Economic Impacts of the Global COVID-19 Pandemic - 2020-2022: 

  • The COVID-19 pandemic was declared a national emergency in the United States on March 13, 2020. With the severe disruptions in seafood sales to eating and dining places, producers have to develop ways to sell their products to consumers directly.
  • US consumers spent an estimated $102.2 billion on fishery products in 2017, including $69.6 billion at restaurants and other foodservice venues, and $32.5 billion at retail.
  • US restaurants had sales of $450 billion during the 12 months ending in January. Just over 48 percent of this is from off-premise dinings such as takeout or delivery. Restaurants will lose at least one-third of the total restaurant sales compared to 2019.
  • Dr. Posadas developed and estimated economic models to measure the direct economic impacts of the pandemic to US aquaculture production, farm-gate values, and farm-gate, wholesale and retail prices.  
  • YouTube link to direct impacts of COVID-19 presentations -

Catfish Surimi Processing – 2018-2023:

  • Working with seafood scientist (Dr. Sam Chang) and a chemical engineer (Dr. Santanu Kundu), Dr. Posadas started creating a hypothetical surimi processing plant using results of previous studies performed at the MSU Experimental Seafood Processing Laboratory and analysis conducted by faculty and staff at the MSU Department of Agricultural Economics. This is a three-year project externally funded by the U.S. Department of Agriculture, National Institute of Food and Agriculture. 
  • Catfish processing generates byproducts consisting of heads, guts, skins, and frames. These byproducts are generally sent to rendering plants, sold to pet food companies, or could be used to produce fish meal.
  • The entire catfish industry sold 320.174 million pounds of live catfish in 2016. In catfish fillet processing, approximately 60% of the whole catfish is the by-product, which would translate into more than 190 million pounds of byproducts.
  • Since Mississippi growers produced 54% of all live sales, catfish processing byproducts in 2016 could be more than 100 million pounds.
  • The results of this research will provide an economic opportunity for the catfish industry to convert processing waste products into safe and domestically-produced surimi products.
  • The expansion in the processing activity in the catfish industry will provide more employment and income opportunities in the rural communities in the catfish-growing areas.
  • Furthermore, this processing system, after appropriate adjustments can be applied to other food fish species grown in the United States.
  • Overall, the production of surimi from byproducts of food fish processing reduces wastes and expands economic opportunities in rural America.
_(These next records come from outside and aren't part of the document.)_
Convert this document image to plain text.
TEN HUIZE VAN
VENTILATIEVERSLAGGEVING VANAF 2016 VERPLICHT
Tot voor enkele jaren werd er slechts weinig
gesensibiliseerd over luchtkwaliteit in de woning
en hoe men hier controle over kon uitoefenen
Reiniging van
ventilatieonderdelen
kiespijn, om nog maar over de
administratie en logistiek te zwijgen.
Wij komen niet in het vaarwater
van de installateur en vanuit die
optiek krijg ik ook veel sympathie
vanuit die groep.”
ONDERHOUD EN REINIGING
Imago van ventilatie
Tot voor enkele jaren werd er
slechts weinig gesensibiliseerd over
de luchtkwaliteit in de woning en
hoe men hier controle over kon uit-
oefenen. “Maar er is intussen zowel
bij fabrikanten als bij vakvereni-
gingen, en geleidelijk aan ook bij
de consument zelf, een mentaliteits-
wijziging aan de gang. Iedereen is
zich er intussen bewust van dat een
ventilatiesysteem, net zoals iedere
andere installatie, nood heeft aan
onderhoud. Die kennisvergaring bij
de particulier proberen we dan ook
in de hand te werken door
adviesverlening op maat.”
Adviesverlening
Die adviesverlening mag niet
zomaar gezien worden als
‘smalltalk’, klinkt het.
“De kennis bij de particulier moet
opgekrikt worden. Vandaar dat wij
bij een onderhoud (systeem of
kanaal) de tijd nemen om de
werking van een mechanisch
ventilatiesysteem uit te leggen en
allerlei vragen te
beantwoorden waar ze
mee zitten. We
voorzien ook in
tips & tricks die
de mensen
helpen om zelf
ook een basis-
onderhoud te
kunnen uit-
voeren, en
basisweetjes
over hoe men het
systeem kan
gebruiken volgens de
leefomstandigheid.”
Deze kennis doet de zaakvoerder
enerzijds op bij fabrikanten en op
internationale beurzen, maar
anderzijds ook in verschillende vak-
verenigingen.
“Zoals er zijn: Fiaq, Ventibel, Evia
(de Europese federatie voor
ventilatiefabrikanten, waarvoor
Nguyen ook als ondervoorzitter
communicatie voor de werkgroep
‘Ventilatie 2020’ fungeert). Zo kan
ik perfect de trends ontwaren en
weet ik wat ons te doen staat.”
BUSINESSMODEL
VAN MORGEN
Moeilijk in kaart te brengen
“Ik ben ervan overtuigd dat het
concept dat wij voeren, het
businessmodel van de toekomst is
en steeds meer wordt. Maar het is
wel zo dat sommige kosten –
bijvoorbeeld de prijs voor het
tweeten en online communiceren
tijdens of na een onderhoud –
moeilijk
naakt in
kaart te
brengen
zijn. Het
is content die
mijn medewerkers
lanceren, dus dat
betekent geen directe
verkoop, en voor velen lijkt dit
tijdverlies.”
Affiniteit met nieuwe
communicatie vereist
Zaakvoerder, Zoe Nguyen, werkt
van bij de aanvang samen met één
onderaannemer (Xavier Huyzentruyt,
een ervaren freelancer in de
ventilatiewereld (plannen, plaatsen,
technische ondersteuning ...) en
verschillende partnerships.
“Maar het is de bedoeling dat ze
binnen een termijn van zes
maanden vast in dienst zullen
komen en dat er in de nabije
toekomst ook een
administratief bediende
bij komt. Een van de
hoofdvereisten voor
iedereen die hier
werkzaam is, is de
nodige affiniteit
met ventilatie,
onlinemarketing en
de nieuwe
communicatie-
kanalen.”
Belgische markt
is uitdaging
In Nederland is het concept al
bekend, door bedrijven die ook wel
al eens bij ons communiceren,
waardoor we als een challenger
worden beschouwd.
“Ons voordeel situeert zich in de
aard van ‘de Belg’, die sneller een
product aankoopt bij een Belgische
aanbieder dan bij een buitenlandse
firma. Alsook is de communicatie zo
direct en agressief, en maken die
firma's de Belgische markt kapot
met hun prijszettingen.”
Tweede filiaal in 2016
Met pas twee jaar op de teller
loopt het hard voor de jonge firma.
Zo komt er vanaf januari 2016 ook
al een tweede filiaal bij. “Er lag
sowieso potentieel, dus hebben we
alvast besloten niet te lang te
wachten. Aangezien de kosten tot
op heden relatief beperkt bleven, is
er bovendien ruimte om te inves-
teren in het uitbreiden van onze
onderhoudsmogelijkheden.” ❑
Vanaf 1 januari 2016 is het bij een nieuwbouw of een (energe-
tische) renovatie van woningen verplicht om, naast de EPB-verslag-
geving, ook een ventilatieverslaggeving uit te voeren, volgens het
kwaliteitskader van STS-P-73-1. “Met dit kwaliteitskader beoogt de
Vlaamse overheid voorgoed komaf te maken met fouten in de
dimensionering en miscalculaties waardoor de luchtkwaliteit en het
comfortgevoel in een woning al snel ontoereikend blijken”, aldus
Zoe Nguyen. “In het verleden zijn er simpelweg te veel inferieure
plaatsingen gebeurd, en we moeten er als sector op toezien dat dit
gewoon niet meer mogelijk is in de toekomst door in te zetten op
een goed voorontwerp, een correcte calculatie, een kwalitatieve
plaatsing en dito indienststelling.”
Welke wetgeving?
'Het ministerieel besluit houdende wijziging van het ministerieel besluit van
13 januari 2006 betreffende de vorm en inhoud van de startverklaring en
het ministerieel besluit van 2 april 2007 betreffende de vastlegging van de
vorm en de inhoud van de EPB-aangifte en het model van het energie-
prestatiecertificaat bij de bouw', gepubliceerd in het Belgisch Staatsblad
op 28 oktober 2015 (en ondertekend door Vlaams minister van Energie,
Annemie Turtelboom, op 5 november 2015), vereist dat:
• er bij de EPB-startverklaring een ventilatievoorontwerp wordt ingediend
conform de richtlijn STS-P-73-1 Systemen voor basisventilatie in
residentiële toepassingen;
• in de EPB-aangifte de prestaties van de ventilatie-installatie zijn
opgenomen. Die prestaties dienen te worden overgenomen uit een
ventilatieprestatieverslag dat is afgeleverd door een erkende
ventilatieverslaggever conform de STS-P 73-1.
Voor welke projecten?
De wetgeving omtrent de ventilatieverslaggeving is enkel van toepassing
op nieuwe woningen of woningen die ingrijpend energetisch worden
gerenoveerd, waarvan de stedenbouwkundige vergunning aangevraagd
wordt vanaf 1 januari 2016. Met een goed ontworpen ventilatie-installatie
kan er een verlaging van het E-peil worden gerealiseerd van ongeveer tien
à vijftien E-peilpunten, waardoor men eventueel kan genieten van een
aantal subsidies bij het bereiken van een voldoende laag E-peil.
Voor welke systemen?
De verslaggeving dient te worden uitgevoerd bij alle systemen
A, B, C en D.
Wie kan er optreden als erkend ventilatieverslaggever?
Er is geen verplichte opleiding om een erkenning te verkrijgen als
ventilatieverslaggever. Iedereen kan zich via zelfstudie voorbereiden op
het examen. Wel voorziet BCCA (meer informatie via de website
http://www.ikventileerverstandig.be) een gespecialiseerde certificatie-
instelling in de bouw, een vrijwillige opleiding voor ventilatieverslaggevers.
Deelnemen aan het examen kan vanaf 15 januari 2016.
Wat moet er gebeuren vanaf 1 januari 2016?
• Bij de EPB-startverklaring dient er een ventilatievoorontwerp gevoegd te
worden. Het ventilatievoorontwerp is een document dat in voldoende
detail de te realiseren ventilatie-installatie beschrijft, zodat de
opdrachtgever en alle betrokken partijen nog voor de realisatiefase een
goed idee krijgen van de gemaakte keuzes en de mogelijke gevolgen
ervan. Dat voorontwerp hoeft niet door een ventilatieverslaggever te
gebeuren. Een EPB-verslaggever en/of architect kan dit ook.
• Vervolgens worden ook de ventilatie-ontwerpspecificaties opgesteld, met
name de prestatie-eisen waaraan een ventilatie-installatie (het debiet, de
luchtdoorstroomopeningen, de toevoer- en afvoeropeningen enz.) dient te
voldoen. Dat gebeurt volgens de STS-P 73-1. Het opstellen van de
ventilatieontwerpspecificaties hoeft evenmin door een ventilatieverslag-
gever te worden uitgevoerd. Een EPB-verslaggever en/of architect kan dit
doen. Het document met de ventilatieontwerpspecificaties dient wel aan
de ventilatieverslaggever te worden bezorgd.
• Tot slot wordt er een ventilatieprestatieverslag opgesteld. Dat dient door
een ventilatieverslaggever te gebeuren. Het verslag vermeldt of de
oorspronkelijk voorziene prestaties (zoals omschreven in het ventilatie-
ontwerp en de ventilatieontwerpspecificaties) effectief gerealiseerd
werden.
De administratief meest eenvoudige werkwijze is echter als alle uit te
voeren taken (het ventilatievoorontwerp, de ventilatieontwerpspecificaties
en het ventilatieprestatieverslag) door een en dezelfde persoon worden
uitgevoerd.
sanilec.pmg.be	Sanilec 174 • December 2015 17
Softshell Blue Crab Pond Production, 2018-2022:  

  • Working with crab scientists, specialists, and producers in Mississippi and North Carolina, Dr. Posadas started creating enterprise budgets for softshell blue crab pond grow-out systems in November 2018. This is a three-year project externally-funded by the National Oceanic and Atmospheric Administration (NOAA), National Sea Grant Program. 
  • The U.S commercial softshell blue crab landings had drastically declined since 2000. This decline in commercial softshell blue crab landings radically altered the domestic market situation for blue softshell crabs.
  • The ex-vessel prices of blue softshell crab have been persistently increasing over the years, with a marked increase during the last five years after the recession and the Gulf of Mexico oil spill. 
  • The evaluation of the costs of pond grow out of blue softshell crab in the Southern United States will be based upon a hypothetical commercial pond production system (CPPS) using pilot test results and commercial production practices in Mississippi and North Carolina.
  • Operating costs will be estimated based on recommended management practices, biological knowledge of the species, estimated input usage and prices.